What the system needs is an utterly ruthless and uncompromising route-by-route program of:
1. Stop rationalisation. Distances between many stops are laughably short – fully a third of them can probably go without causing any significant inconvenience. The goal should be to able to individually name each stop.
2. Maximum possible separation from traffic. Where road widths aren’t sufficient to allow it, close them to through traffic. (Again, who in their right mind drives all the way down Sydney Road to get anywhere? Close it at both ends so it becomes an entirely local street and the 19 can be sped up.)
3. Automatic priority at traffic lights. (VicRoads keeps talking about this but it never happens!)
Agreed. Thanks Michael.
I’m an Australian who moved back to Melbourne last year, after a long time in London. My thought on settling in is that its not just trams your comments apply to, but PT in general. Being blunt, the service frequencies on trains are abysmal, the data feeds both in service and provided to third party apps are breathtakingly bad, and customer experience is middling at best. Buses have arbitrary running hours (they seem to think no-one travels on Sundays) and weird circuitous routes.
While I’m not opposed to building the Suburban Rail Loop per se, I think even a small percentage of the money would be far better spent on service improvements as you describe above, plus improving train frequencies, simplifying and intensifying the bus feeder network and expanding bus services out to poorly served areas.
The network itself is a good one overall, it just needs to be operated effectively and expanded out to support growth areas.
@Dean
I had thought about adding an Epilogue to the article that mirrored the Meatloaf song Paradise by the Dashboard Light lyric in the title, to reflect the taken for granted nature of Melbourne’s relationship with vast tram network:
Tram System:
“Do you love me?
Will you love me forever!?”
To which the politicians’ response is:
“Let me sleep on it
Baby, baby let me sleep on it” – repeatedly, every time the issue is brought up.
@Michael
The speed comparison is in some ways unfair. Melbourne’s trams are, from a service point of view, steel wheeled buses (which makes sense, because that was normal for first-generation tram networks). Stop frequencies and travel times are fairly comparable to similar bus routes in other cities. It would make sense to provide loops or 4-track sections for express services to overtake locals, but taking away the trams’ bus-like role would necessitate supplementing them with buses, which would be counterproductive.

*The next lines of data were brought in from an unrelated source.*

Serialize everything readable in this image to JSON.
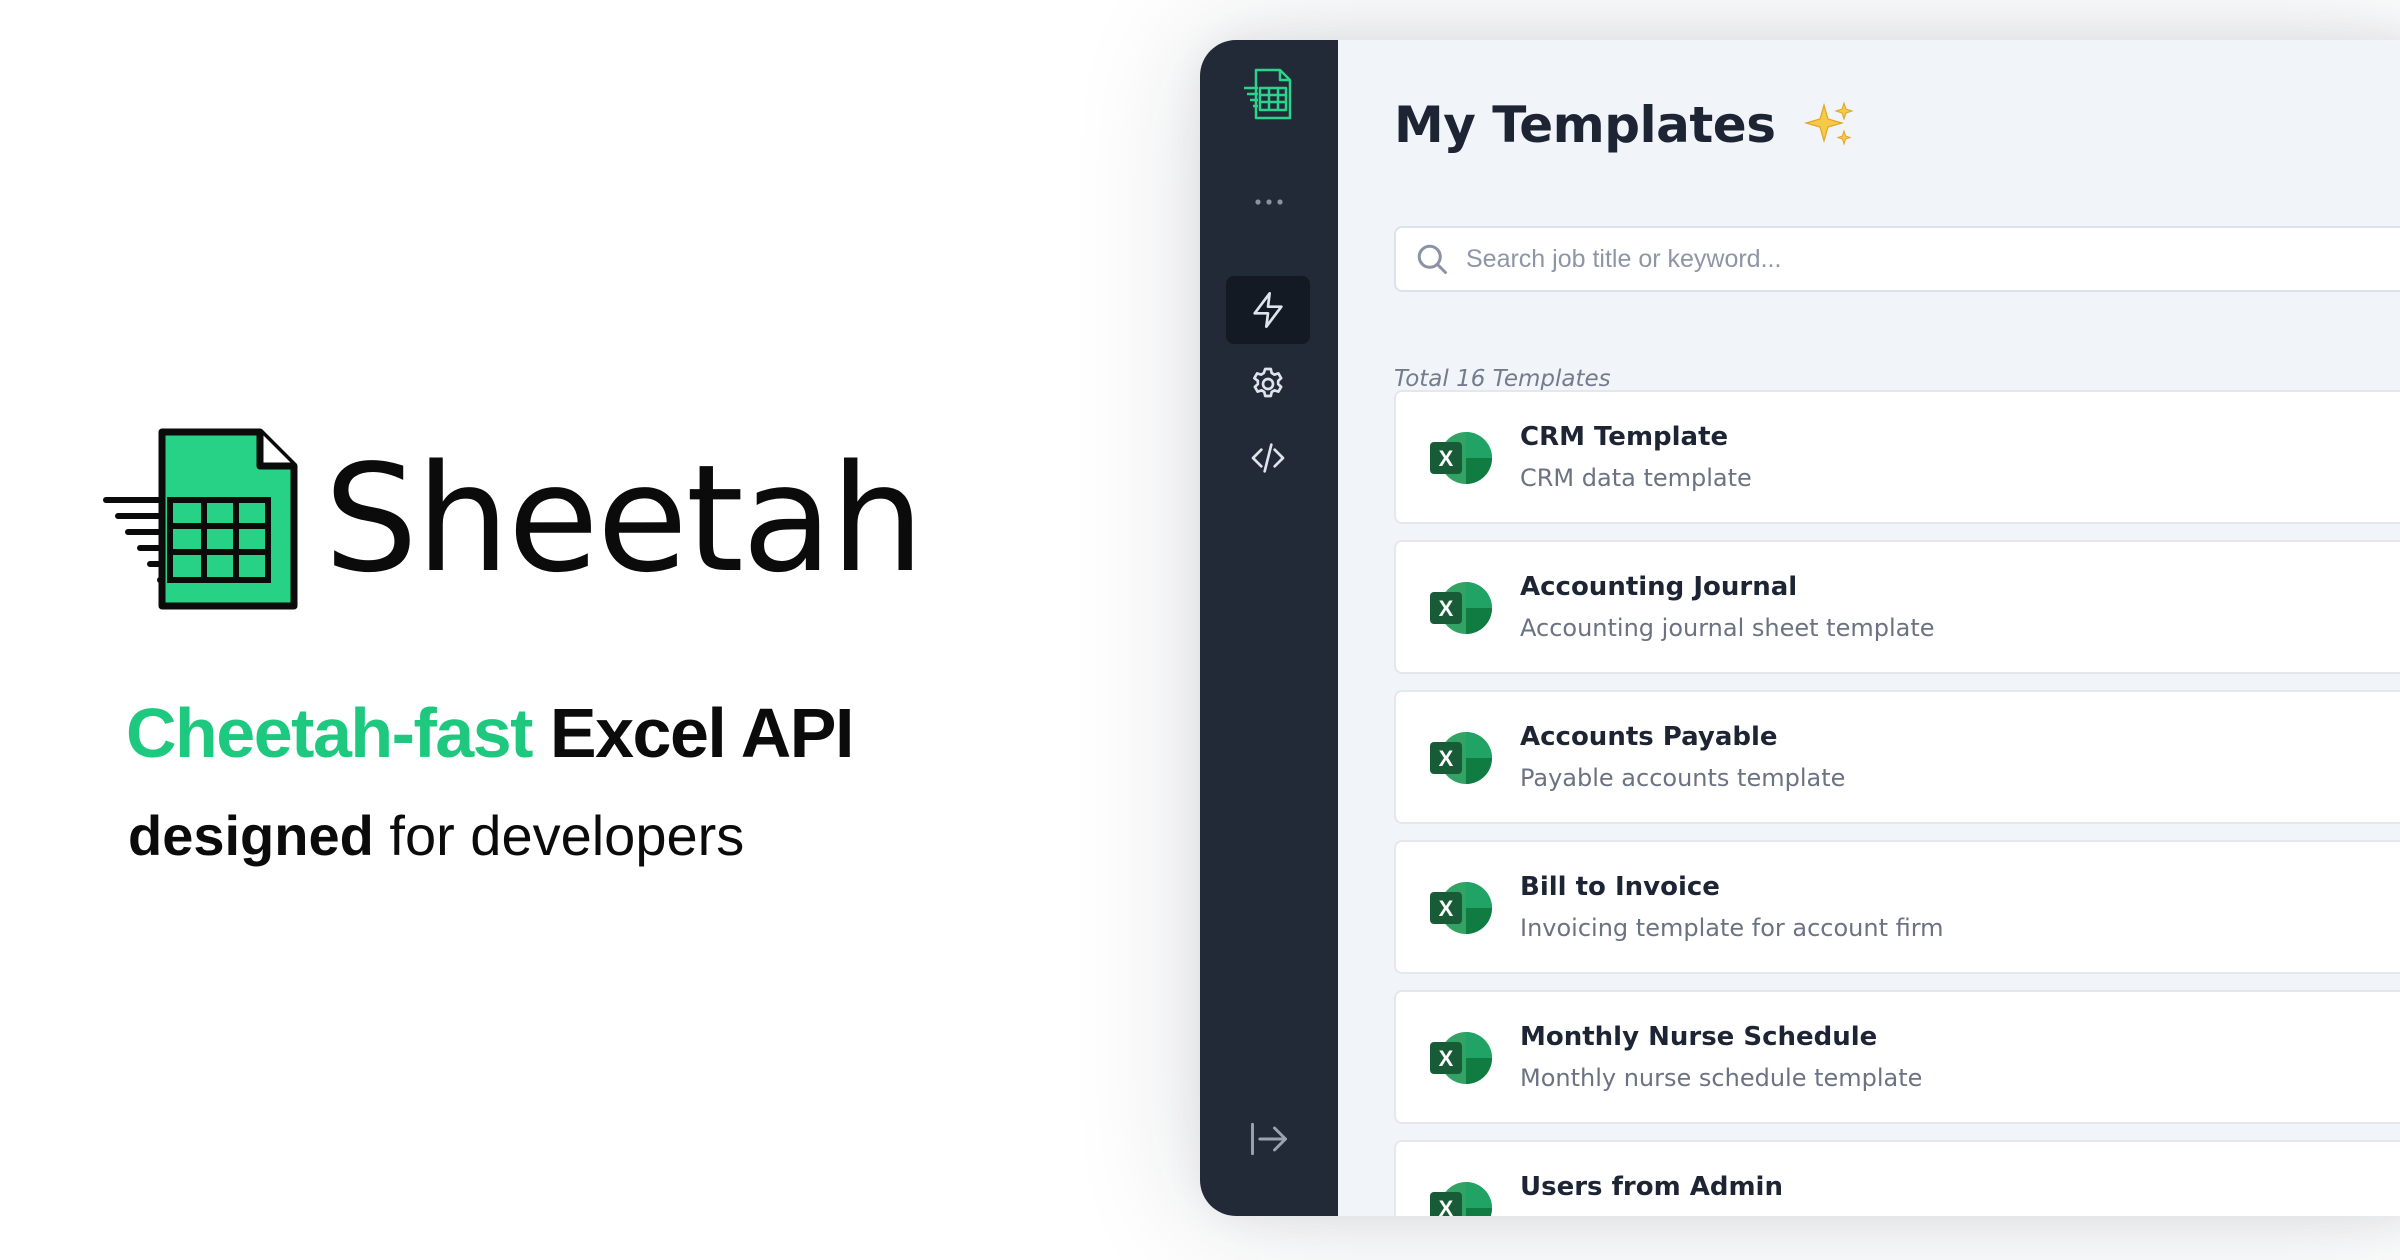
{
  "brand": {
    "name": "Sheetah",
    "tagline_accent": "Cheetah-fast",
    "tagline_rest": "Excel API",
    "subtitle_strong": "designed",
    "subtitle_rest": "for developers",
    "accent_color": "#1ec97f"
  },
  "sidebar": {
    "logo": "spreadsheet-logo-icon",
    "more": "more-dots-icon",
    "items": [
      {
        "icon": "lightning-icon",
        "active": true
      },
      {
        "icon": "gear-icon",
        "active": false
      },
      {
        "icon": "code-icon",
        "active": false
      }
    ],
    "footer_icon": "collapse-arrow-icon",
    "bg_color": "#222a37"
  },
  "main": {
    "title": "My Templates",
    "title_emoji": "sparkles-icon",
    "search_placeholder": "Search job title or keyword...",
    "total_text": "Total 16 Templates",
    "templates": [
      {
        "title": "CRM Template",
        "description": "CRM data template"
      },
      {
        "title": "Accounting Journal",
        "description": "Accounting journal sheet template"
      },
      {
        "title": "Accounts Payable",
        "description": "Payable accounts template"
      },
      {
        "title": "Bill to Invoice",
        "description": "Invoicing template for account firm"
      },
      {
        "title": "Monthly Nurse Schedule",
        "description": "Monthly nurse schedule template"
      },
      {
        "title": "Users from Admin",
        "description": ""
      }
    ],
    "excel_color": "#1d6f42"
  }
}
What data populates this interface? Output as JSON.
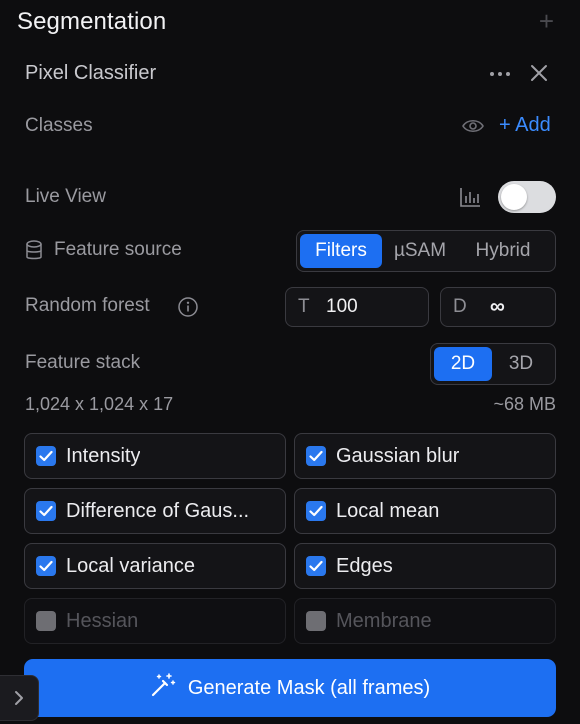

OTOH, priority, segregation from traffic and block-end stops are desirable for all operating models. Even if there are no transfers, or nothing to transfer to, block-end stops increase the stop’s walkshed.
@Philip S
I just can’t agree with that analogy. No public transport provider in their right mind would run all-stops high-frequency bus routes as long as a good deal of Melbourne’s tram routes are.
The only reason Melbourne’s trams “are, from a service point of view, steel wheeled buses”, is because they’re so damned slow in the first place!